You appear to condemn all vaccines based on a very small number with problems (and most of them minor and all of them far less than the benefits). Your conjectures about the WHO are so obviously wrong that they, IMHO, are not even worth addressing, most especially considering what the who (and CIDRAP) are doing right now, which totally contradicts your rank conjectures.

www.who.int/en
and
www.CIDRAP.umn.edu

It is very difficult on a personal level to deal with very rare cases of extreme adverse reactions. But are you seriously suggesting that thousands of children should die so that one might live? If you claim that's not your intent, please explain just how exactly, there could be any different result if vaccination if not done just because in very rare cases they cause problems. Note that virtually every drug, including even aspirin, causes serious problems in at least a few rare case (and in general in far larger numbers than vaccines). They are trying very hard to learn why such rare reactions occur and how to predict and avoid them. But in the meantime, the benefits vastly outweigh the risks. FOR EXAMPLE a very small percentage (less than 1 in 10,000) of people died from smallpox vaccines. So would you say that, because of that unfortunate reality we should have let smallpox rage uncontested and let many thousands of more people die?

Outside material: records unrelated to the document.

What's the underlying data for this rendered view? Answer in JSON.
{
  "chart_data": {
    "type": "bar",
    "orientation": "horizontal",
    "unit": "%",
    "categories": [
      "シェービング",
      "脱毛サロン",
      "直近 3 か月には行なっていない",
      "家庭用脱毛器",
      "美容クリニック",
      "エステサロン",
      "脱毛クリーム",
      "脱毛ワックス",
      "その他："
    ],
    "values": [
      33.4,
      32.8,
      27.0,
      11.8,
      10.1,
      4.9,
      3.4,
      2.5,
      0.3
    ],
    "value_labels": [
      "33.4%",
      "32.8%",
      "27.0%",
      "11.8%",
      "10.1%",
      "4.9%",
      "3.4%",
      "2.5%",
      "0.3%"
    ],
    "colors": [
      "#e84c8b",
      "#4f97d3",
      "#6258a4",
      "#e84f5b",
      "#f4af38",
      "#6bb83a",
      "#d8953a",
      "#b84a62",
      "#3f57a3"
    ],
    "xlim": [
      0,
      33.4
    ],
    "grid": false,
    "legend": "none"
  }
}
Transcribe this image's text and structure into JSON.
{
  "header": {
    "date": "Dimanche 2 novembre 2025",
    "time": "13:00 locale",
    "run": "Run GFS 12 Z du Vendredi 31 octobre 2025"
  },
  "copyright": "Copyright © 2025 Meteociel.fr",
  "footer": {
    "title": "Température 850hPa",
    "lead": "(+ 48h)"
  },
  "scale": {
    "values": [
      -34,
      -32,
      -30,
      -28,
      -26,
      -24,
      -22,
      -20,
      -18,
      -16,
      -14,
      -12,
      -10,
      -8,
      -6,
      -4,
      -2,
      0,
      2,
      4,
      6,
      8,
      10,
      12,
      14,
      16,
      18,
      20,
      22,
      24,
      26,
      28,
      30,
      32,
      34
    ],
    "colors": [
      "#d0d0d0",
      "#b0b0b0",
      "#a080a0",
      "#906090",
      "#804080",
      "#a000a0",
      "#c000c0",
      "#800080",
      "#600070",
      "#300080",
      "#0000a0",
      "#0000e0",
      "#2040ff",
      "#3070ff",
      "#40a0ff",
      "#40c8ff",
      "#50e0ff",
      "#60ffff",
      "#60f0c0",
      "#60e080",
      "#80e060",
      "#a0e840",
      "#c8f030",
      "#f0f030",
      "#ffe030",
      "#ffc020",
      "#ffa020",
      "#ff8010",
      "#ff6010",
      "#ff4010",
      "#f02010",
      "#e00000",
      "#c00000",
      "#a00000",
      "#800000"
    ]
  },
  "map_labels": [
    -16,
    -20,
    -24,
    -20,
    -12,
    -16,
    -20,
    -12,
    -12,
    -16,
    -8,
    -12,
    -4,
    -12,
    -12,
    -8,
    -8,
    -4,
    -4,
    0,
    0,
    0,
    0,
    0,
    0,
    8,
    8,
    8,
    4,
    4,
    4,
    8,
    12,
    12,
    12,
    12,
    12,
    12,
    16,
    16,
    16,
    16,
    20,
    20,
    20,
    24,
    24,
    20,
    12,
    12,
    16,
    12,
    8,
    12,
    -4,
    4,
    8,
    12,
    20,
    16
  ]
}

Treatment is NEVER preferable to effective vaccination. Any physician will tell you it's better to never get a disease than to get it and get a drug for it. This is not to say that treatments are not needed. They most assuredly are, even when an effective vaccine is available. But treatment IN LIEU OF vaccination is never PREFERABLE and no responsible physician will say that. No drug is ever 100% effective and, in the real world, in no case is any drug always administered in a timely fashion to all cases. A percentage of cases treated will always have serious problems or even die despite the treatment and effective vaccination keeps the number of total infections (and hence also the number of deaths and poor responses to treatment) far lower.